This 3 hour session provides an introduction to the Assessing for Change in Chemical Thinking (ACCT) professional development series. Session 1 provides an overview of the three program components that drive ACCT sessions: The Chemical Thinking Model, the Formative Assessment Enactment Model and Teaching Dilemmas. Teachers have time to get to know each other and begin to build a collaborative professional learning community. Participants complete a chemistry formative assessment and then explore student work related to that assessment. The Chemical Thinking Framework is discussed in more detail, highlighting the related chemistry practices. The six overarching objectives, the central focus of the ACCT course, are introduced; they will be revisited in each workshop session. Teachers will also learn about the value of using video in their classroom.
Session objectives:
In this first session, teachers will:
- Become familiar with the elements of the ACCT course
- Begin to notice how students use chemistry knowledge to make sense of chemical problems
- Explore how a formative assessment reveals student thinking and accessibility for all learners
Participant Agenda:
- Presentation: Introduction and Orientation
- Video and Discussion: Volcano Probe
- Activity: Looking at Student Work
- Discussion: Chemical Thinking and Model
- Discussion: Orientation to program components
- Course logistics
- Expectations and homework
Materials
Full Download (zipped folder)
ACCT Program Components focused on in this session
Chemical Thinking Thread: Chemical control
Formative Assessment Enactment Model: Eliciting
Teacher Dilemmas: Conceptual teacher dilemma
Tips for the facilitator
The Volcano probe formative assessment (FA) used in this session focuses on chemical control. Teachers should walk away with increased understanding that chemical control thinking is visible in how students consider which variables to control (and which variables they don’t consider), and what are the ways they think those variables affect the reaction (what are the models of chemical reactions that they are relying on). Additional background information on Chemical Control can be found here.
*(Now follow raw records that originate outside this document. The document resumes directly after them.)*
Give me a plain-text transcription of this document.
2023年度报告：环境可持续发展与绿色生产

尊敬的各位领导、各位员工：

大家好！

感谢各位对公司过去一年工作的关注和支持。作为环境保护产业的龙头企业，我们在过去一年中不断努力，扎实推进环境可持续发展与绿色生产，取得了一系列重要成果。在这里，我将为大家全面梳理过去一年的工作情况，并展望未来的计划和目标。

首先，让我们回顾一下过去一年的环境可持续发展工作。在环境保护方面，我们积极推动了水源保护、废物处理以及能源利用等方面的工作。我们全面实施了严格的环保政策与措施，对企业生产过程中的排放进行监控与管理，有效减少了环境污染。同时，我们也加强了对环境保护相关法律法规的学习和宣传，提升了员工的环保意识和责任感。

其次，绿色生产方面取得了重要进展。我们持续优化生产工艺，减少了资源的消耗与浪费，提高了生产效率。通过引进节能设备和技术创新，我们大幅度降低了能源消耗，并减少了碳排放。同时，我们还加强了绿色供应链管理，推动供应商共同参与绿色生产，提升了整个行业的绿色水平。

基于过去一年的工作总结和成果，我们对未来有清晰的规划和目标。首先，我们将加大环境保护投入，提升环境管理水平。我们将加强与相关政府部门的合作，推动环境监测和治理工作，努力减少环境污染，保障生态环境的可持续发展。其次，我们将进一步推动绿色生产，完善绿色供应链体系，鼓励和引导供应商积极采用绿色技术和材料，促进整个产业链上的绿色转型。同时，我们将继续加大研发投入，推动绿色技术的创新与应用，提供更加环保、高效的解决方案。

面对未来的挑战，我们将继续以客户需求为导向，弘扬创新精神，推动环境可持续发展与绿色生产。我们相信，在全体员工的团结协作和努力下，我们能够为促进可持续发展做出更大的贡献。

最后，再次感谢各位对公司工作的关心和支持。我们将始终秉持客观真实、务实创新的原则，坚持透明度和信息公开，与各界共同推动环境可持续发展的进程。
A major goal of this session is to help teachers to recognize value in the resources students bring to learning chemistry. Intuitive ways of thinking are valid and relevant in some circumstances, but tend to be overextended especially when they are the only way of thinking a student relies on. Educating students involves expanding ways of thinking students can rely on in different circumstances, and capacities for judging contexts and justifying which way of thinking is most appropriate in a specific circumstance. Intuitive ways of thinking are resources that can be leveraged and clarified as students also build more ways of thinking that rely on models in chemistry.
Creating classroom size posters of the three components (Chemical Thinking, Formative Assessment Enactment,Teaching Dilemmas) and displaying them for all to see provides visual access for all participants as they work. It allows participants to be “keepers of the knowledge.” They serve to link learning over time and encourage the integration of these models into the dialogue of each session.